Tezkire yazarı Necmeddin’in (977-1061 / 1570-1651) kardeşi Ebu’l Tayyib el- Gazzi, Hz. Süleyman’ın kahveyi tüketen ilk kişi olarak gösterildiği bir söylentiyi aktarır. Buna göre, Hz. Süleyman yolculukları sırasında bir kasabaya uğrar ve sakinlerinin bilinmeyen bir hastalığa yakalandığını görür. Cebrail’in söylemi ile “Yemen’den gelen” kahve kavrulup bir içecek haline getirilir. Bu içeceği tüketen hastalar iyileşir. Aktarılan bu rivayetin ardında ise kahvenin unutulduğu ve XVI. yüzyılda görülmeye başladığı aktarılmaktadır. (Hattox, 1998; 10).

Bununla birlikte tarihçilerin çoğu kahvenin keşfini daha yakın bir dönemle sınırlandırmıştır. Kahvenin ya da en azından kahve bitkisinin kullanımının kökeni genellikle Etiyopya’ya (Habeşistan’a) kadar dayandırılmaktadır. Yaygın olarak kabul edilen bilgiye göre ise İslam dünyasında kahve içme alışkanlığına öncülük edenlerin kahveyi gördükleri ilk yer Etiyopya’dır. XVII. yüzyılda Avrupalı yazarlar kahve kültürü ile ilgili konuyu özellikle Etiyopya’da kahvenin nasıl bulunduğu ve nasıl tüketildiğine dair çeşitli rivayetlerle süslemişlerdir. Örneğin bir hikâyede kahvenin keşfedilmesini, kahve bitkilerinin bulunduğu bir yerde otlayan koyunlarının beklenmedik bir şekilde hareketlilik kazandığını fark eden bir çobanla ilişkilendirilmektedir (Hattox, 1998; 11).

Salah Birsel’in de kahvenin bulunması ile ilgili olarak aktardığı kısa bir alıntı vardır.

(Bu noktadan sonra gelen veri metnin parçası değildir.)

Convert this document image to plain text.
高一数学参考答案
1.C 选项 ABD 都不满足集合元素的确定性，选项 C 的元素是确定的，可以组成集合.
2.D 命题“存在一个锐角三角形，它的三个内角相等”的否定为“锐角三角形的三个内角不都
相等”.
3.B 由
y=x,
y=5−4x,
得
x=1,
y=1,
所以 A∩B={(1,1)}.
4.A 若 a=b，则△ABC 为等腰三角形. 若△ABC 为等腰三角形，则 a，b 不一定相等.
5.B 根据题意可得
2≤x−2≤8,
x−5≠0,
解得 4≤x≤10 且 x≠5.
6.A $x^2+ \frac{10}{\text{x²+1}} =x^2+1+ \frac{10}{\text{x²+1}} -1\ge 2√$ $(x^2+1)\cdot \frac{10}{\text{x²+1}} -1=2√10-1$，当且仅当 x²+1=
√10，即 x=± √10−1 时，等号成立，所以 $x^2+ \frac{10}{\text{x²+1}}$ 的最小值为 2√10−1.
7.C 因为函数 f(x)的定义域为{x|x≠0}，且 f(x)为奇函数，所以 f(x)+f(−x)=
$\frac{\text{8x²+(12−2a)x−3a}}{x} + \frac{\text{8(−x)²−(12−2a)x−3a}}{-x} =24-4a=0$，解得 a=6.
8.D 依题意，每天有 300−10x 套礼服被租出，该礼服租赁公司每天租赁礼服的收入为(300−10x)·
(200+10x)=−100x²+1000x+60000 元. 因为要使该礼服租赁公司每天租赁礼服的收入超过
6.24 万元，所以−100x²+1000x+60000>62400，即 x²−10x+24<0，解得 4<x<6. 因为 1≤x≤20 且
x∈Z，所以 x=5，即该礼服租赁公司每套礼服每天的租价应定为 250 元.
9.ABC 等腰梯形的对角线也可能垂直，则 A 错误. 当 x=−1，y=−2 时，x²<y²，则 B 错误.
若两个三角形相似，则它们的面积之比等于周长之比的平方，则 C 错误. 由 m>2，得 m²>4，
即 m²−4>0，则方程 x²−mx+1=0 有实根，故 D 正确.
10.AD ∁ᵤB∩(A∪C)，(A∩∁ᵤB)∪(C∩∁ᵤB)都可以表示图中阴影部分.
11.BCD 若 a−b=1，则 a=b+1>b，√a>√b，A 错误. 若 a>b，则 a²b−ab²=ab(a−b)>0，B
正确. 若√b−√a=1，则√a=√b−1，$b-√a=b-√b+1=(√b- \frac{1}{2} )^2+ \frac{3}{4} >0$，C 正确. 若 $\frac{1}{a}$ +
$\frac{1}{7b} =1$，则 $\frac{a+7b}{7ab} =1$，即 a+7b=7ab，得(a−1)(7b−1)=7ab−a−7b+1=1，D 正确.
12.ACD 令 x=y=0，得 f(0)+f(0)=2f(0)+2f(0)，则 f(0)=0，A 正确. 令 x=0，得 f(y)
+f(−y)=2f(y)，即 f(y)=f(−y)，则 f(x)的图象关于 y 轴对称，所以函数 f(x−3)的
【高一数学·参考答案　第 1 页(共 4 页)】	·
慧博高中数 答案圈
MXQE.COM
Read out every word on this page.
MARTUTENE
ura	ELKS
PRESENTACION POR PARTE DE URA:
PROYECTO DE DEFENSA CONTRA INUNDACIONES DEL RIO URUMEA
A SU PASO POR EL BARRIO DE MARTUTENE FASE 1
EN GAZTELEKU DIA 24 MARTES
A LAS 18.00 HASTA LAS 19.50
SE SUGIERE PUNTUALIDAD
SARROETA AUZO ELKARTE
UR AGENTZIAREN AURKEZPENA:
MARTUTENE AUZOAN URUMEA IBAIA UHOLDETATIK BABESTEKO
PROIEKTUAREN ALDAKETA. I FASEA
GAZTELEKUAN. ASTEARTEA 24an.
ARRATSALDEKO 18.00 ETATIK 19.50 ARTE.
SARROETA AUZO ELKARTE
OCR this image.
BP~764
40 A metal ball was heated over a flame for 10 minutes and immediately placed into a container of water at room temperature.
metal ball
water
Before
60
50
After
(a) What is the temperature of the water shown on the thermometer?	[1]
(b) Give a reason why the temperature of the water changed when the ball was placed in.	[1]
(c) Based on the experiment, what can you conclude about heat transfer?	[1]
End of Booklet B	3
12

Buna göre; İsveç’in 1782-1783 yıllarında İstanbul elçisi olan İgnatius Maurajda D’Ohsson, tarihçi Ahmed Efendi’ye dayanarak kahveyi Ebu’l Hasan Ali bin Abdullah Abdülcebbar el-şerif el- Zarcilli’nin kurduğu bir tarikat dervişinin Arabistan’daki Moka’da 1258 yılında bulup ortaya çıkardığını yazmıştır. Tekkesinden kovulan ve Kûh-ı Esvab’a sürülen bu derviş, kimsenin bulunmadığı o yerde halsiz bir şekilde dolaşırken orada çokça bulunan kahve çekirdeklerini kaynatıp içmeyi denemiş; bulunduğu süre zarfında kaynattığı bu içecekle yaşamıştır. Üçüncü gün kendisine yardıma gelen ve hastalanmış iki arkadaşı kahveyi merak edip sekiz gün boyunca içtiklerinde ise hastalıklarından kurtulmuşlardır. Sürgün yerindeki kahve bitkisinin hastalıklarına iyi geldiği haberi Moka’da yayılınca ahali kahve bitkisinin meyvelerini toplamaya başlamıştır. N.P. Elefteriodis 1911’deki çalışmasında bir başka rivayeti ise şöyle aktarmıştır: Şazili tarikatından derviş sürüldükten sonra arkadaşları onu aramış fakat bulamamıştır. Derviş sürgün yerinden kurtulup geldiğinde kahveyi herkese anlatmış; onlar da kahve çekirdeklerini tatmaya karar vermiştir. Bunun üzerine Mekke civarında yaşayan halk

196

tarafından da tadılan kahve içeceğinin kokusu ve tadı beğenilmiştir. Kahve tüketimi böylelikle kısa sürede tüm Yemen’de yaygınlaşmıştır (Göktaş, 1999; 68-69).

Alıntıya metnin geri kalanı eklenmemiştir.